“It worked when we needed it,” I say, squeezing Eliza. “Not to stop the bond… to protect it.”
Ash’s face is a revelation. “Like the mountains protected us that night,” he says to Jo. She nods, eyes so filled with love for her man, it takes my breath away.
Until I look down at Eliza and see the same thing, amplified a hundredfold for me.
“Mine,” I whisper through the bond.
Her cheeks flush. She doesn’t get the word but the feeling. That there’s nothing on this damn planet that could keep me from her.
“And jewelry?” Ash adds, skepticism in his voice.
Of course, he wouldn’t know. They’ve got a lot left to learn. “Ancient alloy… from my father.”
He nods once, face unreadable.
The meeting breaks gradually, Wildbloods dispersing into smaller groups, voices low, movements purposeful.

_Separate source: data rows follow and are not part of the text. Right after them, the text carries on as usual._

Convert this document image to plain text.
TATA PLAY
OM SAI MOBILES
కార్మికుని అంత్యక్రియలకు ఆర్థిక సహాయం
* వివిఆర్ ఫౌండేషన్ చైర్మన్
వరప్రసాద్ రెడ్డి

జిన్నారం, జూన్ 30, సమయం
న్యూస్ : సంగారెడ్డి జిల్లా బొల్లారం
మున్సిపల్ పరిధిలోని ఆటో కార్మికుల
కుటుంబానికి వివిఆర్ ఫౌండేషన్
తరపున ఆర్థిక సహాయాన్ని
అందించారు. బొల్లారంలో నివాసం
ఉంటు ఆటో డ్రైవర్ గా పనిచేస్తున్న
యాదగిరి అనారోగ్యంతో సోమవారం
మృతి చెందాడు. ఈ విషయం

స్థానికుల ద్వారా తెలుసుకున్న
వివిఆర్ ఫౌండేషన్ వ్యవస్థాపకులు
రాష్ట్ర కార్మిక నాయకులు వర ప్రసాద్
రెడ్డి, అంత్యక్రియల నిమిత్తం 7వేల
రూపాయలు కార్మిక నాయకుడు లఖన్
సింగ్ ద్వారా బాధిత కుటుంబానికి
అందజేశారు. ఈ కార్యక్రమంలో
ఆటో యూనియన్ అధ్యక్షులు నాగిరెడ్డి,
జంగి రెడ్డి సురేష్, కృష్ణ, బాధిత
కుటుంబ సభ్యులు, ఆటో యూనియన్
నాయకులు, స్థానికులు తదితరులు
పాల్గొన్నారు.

Mags approaches once the others thin out. Her gaze flicks between me and Eliza again, her expression thoughtful.
“Been keeping an eye on your ranch,” she says.

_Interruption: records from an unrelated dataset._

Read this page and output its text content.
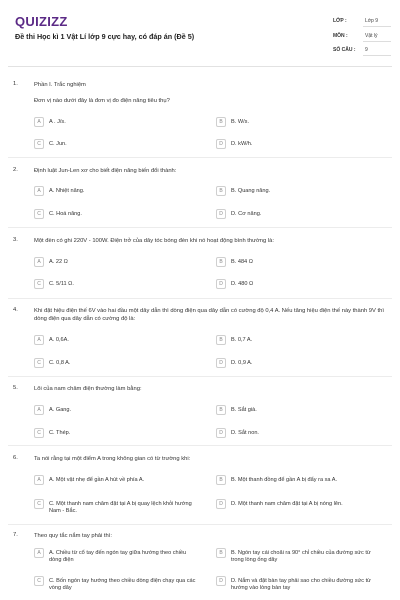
QUIZIZZ
Đề thi Học kì 1 Vật Lí lớp 9 cực hay, có đáp án (Đề 5)
LỚP :	Lớp 9
MÔN :	Vật lý
SỐ CÂU : 9
1.	Phần I. Trắc nghiệm
Đơn vị nào dưới đây là đơn vị đo điện năng tiêu thụ?
A	A . J/s.	B	B. W/s.
C	C. Jun.	D	D. kW/h.
2.	Định luật Jun-Len xơ cho biết điện năng biến đổi thành:
A	A. Nhiệt năng.	B	B. Quang năng.
C	C. Hoá năng.	D	D. Cơ năng.
3.	Một đèn có ghi 220V - 100W. Điện trở của dây tóc bóng đèn khi nó hoạt động bình thường là:
A	A. 22 Ω	B	B. 484 Ω
C	C. 5/11 Ω.	D	D. 480 Ω
4.	Khi đặt hiệu điện thế 6V vào hai đầu một dây dẫn thì dòng điện qua dây dẫn có cường độ 0,4 A. Nếu tăng hiệu điện thế này thành 9V thì dòng điện qua dây dẫn có cường độ là:
A	A. 0,6A.	B	B. 0,7 A.
C	C. 0,8 A.	D	D. 0,9 A.
5.	Lõi của nam châm điện thường làm bằng:
A	A. Gang.	B	B. Sắt già.
C	C. Thép.	D	D. Sắt non.
6.	Ta nói rằng tại một điểm A trong không gian có từ trường khi:
A	A. Một vật nhẹ để gần A hút về phía A.	B	B. Một thanh đồng để gần A bị đẩy ra xa A.
C	C. Một thanh nam châm đặt tại A bị quay lệch khỏi hướng Nam - Bắc.
D	D. Một thanh nam châm đặt tại A bị nóng lên.
7.	Theo quy tắc nắm tay phải thì:
A	A. Chiều từ cổ tay đến ngón tay giữa hướng theo chiều dòng điện
B	B. Ngón tay cái choãi ra 90° chỉ chiều của đường sức từ trong lòng ống dây
C	C. Bốn ngón tay hướng theo chiều dòng điện chạy qua các vòng dây
D	D. Nắm và đặt bàn tay phải sao cho chiều đường sức từ hướng vào lòng bàn tay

Eliza looks up. “The cows? The horses? Are they okay?” What she doesn’t say, the unspoken sits heavy between us.
“Chickens, too,” Mags continues with a reassuring smile. “No new deaths. Animals are calm again.”
“And the crop circle?” Eliza asks. “Any other… activity?”
Mags hesitates, then nods toward the valley. “No repeats there either. That’s something to be grateful for.”
Eliza’s hand squeezes mine. “We saw something… with the glowing men. Insect-like creatures. But they moved in unison. Too perfect to be natural. I think they had something to do with the dead bull, though I can’t say why.”
I nod once. “Their tech went quiet,” I say. “When we broke it. Then the Sentinels vanished.”
“You broke it?” Jo chimes in, breathlessly. “With these?” She eyes the objects on the table.
“Seemed that way,” I say, though I’m still forming thoughts around what happened.
“Ash didn’t break them,” she whispers. “But he found the tether with his mind… how they communicate. He severed it.”
Mags’s face lights up. “Maybe that explains it. Without the tether to guide their movements, they transformed into an unthinking, uncontrollable swarm.”
A shiver travels down Eliza’s spine like cold ice, echoing in my body. “To think of Baylor going out that way…” Her voice throbs with horror. She shakes her head. “Raised that bull from a bottle-fed calf.”
I pull her close, kissing the top of her head. Reaching out to her with comfort and reassurance.
“We should explore this further,” Mags says. “And we shouldn’t discount the role the government men might play in this… or assume all the Ancients think the same.”
Her last words slam into me. Ash, too.
“All Sentinels can go back to hell where they belong,” he says too quickly.
My words are more measured. “Don’t like that… complication.” My father and mother’s fate flash in my mind. Cold-blooded deaths without hesitation by all accounts. Calculated. Efficient. It’s why I can’t deny my next words. “They didn’t move like hunters. More like something learning how to be something else. They weren’t like the stories. Not yet at least.”
Mags’s gaze drifts—not to me, not to Eliza—but somewhere past us. Like she’s remembering something she never put into words.
“Magdalena Redfern, whataren’tyou telling me?”
We’re back to the conversation in the feed store, my suspicions sharpening.